Minima Culinaria
Bibenda7, 18-12-2015, ––
È un libro d’altri tempi l’ultima fatica letteraria di Zeffiro Ciuffoletti, storico, professore all’Università di Firenze, esperto in alimentazione e blogger di fama, dal titolo Minima Culinaria per edizioni Sarnus. Un volumetto che è insieme un commentario, un diario di riflessioni e a tratti una sorta di artifizio letterario che ammicca alla memorialistica. Tema principale: il cibo. Stile brillante, parole chiare e una sintassi delle lettere che fanno il verso, nel titolo, all’opera Minima Moralia (1951) del filosofo Theodor Adorno, mettendo in primissimo piano
l’atto culturale e sociale del consumo di cibo, azione minima ma dalle grandi conseguenze sociali e storiche. Nasce così un volume che è insieme una galleria di ritratti e di pensieri sui grandi temi della storia culinaria dell’Italia, dell’Europa e del mondo. Come lo stesso autore dichiara, “si tratta di saggi minimi, francobolli”. Attraverso le storie più disparate, dal bianco mangiare mediceo allo Champagne, passando per la frutta di Masaniello, la gotta di Carlo Magno, la cucina degli avanzi e i vegani, mangiare diventa, pagina dopo pagina, un fenomeno
identitario, al pari della lingua e della religione. La storia dell’umanità è quindi connessa a quella del cibo e ogni aneddoto ne è conferma: curiosa, sapida, frizzante, golosa.

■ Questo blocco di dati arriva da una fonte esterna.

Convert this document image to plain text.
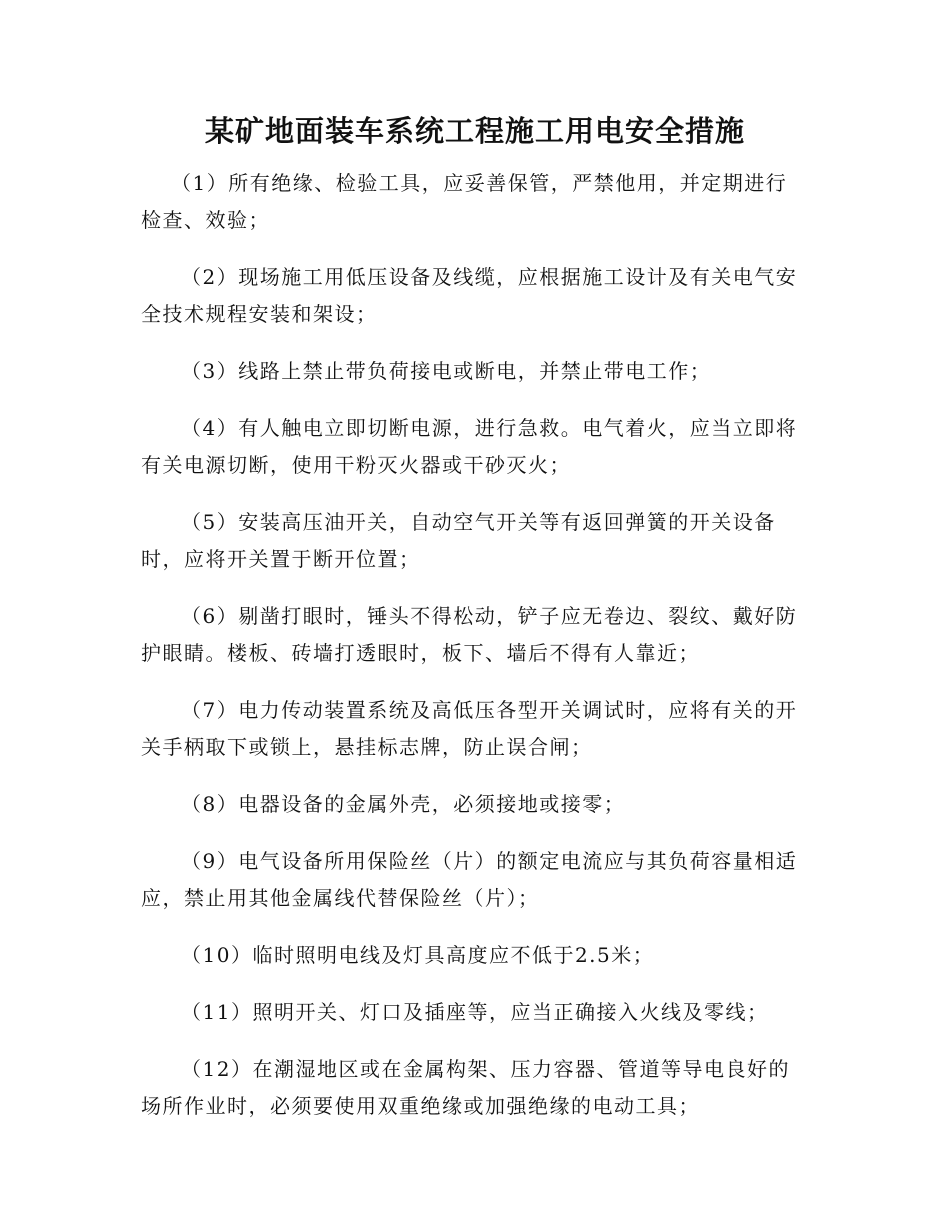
某矿地面装车系统工程施工用电安全措施

（1）所有绝缘、检验工具，应妥善保管，严禁他用，并定期进行检查、效验；

（2）现场施工用低压设备及线缆，应根据施工设计及有关电气安全技术规程安装和架设；

（3）线路上禁止带负荷接电或断电，并禁止带电工作；

（4）有人触电立即切断电源，进行急救。电气着火，应当立即将有关电源切断，使用干粉灭火器或干砂灭火；

（5）安装高压油开关，自动空气开关等有返回弹簧的开关设备时，应将开关置于断开位置；

（6）剔凿打眼时，锤头不得松动，铲子应无卷边、裂纹、戴好防护眼睛。楼板、砖墙打透眼时，板下、墙后不得有人靠近；

（7）电力传动装置系统及高低压各型开关调试时，应将有关的开关手柄取下或锁上，悬挂标志牌，防止误合闸；

（8）电器设备的金属外壳，必须接地或接零；

（9）电气设备所用保险丝（片）的额定电流应与其负荷容量相适应，禁止用其他金属线代替保险丝（片）；

（10）临时照明电线及灯具高度应不低于2.5米；

（11）照明开关、灯口及插座等，应当正确接入火线及零线；

（12）在潮湿地区或在金属构架、压力容器、管道等导电良好的场所作业时，必须要使用双重绝缘或加强绝缘的电动工具；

Un libro in grado di accendere curiosità e conoscenza, capace di far riflettere sulla storia e sul quotidiano, ricco nei contenuti, veloce e facile nello stile, ironico e davvero per tutti. Un regalo perfetto per il prossimo Natale, uno strumento di riflessione di alta cultura che non può non rapire sin dalle prime pagine gli appassionati di cibo, vino e cultura gastronomica.